Friday, December 29, 2006
Quince in Syrup (and ramblings on quince not being a "nana fruit")
My father all but cracked up laughing when I told him that I wanted to make this recipe. Why is it that people think quince is a nana's fruit? I suspect it has something to do with the Victorians leaving quince to scent linen cupboards, but this is originally, as far as I know, a Central Asian/Middle Eastern fruit, and the uses for it in jellies and as a sweet accent in savoury dishes are astounding (Central Asian and Middle Eastern dishes often act as harmonious offerings of the tart and sweet, the savoury and spicy - a dramatic study of balance). A nana fruit this is not. One does not or should not eat a quince directly off the tree, for it is incredibly hard and astringent. However, of the family of pears and apples it is, so like these fruit, it is best (in my opinion) cooked in any manner. It is once warmed through that the gorgeous tropical and floral aroma of the quince is released and casts spellbound gazes on all those whose olfactory organs are even minimally functioning.
Quince in Syrup
(from Tamasin Day-Lewis' Tamasin's Kitchen Bible)
juice of 1/2 lemon
8oz (225g) unrefined sugar
2lb (900g) quince (either 4 small or two really large ones) that have had the down scrubbed off them, halved (do not remove pips or stone) and sitting in acidulated water
1) Fill a pan with 1 3/4 pints (1 litre) boiling water and add lemon juice and sugar.

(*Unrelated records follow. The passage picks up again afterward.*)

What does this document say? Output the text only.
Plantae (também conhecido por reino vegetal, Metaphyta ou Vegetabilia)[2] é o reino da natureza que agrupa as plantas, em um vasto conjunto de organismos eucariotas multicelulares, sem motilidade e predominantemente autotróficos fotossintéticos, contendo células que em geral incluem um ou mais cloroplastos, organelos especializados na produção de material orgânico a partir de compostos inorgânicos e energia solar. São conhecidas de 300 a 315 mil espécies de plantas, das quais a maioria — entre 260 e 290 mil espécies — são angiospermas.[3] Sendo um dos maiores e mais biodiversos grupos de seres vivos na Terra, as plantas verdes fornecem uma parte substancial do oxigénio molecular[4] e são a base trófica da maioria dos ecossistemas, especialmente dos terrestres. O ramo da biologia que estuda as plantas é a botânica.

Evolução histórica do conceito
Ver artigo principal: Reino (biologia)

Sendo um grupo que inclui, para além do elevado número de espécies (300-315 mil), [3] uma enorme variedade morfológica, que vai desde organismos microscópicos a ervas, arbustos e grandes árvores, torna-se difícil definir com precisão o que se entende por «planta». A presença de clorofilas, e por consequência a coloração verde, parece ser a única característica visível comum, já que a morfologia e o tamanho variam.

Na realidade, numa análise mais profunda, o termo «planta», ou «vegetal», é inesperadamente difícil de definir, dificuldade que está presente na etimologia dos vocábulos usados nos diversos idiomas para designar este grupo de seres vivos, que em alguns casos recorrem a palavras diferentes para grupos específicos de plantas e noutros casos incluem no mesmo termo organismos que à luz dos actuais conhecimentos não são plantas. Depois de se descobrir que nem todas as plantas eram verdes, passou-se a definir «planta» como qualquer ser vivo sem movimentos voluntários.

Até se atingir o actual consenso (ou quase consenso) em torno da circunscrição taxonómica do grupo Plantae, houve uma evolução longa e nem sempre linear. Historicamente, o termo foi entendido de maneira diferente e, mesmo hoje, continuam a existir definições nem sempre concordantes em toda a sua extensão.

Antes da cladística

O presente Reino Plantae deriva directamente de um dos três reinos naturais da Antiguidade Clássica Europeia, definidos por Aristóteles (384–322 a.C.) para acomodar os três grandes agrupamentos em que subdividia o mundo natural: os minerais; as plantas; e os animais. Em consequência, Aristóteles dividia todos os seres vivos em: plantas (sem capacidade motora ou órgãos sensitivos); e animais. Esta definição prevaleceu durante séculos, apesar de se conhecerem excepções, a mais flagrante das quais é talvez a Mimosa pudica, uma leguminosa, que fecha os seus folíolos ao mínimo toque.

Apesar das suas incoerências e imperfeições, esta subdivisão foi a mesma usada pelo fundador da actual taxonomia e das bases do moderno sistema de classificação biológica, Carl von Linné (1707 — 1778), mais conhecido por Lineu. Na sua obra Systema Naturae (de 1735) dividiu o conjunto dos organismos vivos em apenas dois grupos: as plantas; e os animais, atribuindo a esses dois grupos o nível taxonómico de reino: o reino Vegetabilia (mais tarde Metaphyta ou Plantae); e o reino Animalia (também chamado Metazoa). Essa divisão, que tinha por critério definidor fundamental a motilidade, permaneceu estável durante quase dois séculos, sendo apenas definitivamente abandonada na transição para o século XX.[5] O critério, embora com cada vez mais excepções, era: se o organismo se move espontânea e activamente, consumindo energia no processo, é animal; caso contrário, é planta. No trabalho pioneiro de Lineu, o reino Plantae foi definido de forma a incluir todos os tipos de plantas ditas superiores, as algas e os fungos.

2) Add quince cut side down and simmer until tender (add more water as you go to keep them covered), anywhere between 20 and 60 minutes. Do not, however, let the fruit fall apart.
3) When tender, remove quince, and once cool enough to handle, cut out the cores and put them back in the pan.
4) Reduce the syrup by simmering.
5) Return quince to simmering liquid and cool until syrup becomes thick and reddish, approximately 75 minutes.
6) Arrange quice halves cut side up on a serving plate and pour syrup on top (it will turn into a jelly as it cools).
I do not dispute that this dessert takes a while before you can eat it, but it is worth it. Besides, you get to inhale that gorgeous aroma the entire time, and that cannot be bettered. Alas, the quince season seems to have ended here, so this will be my last quince entry for a while.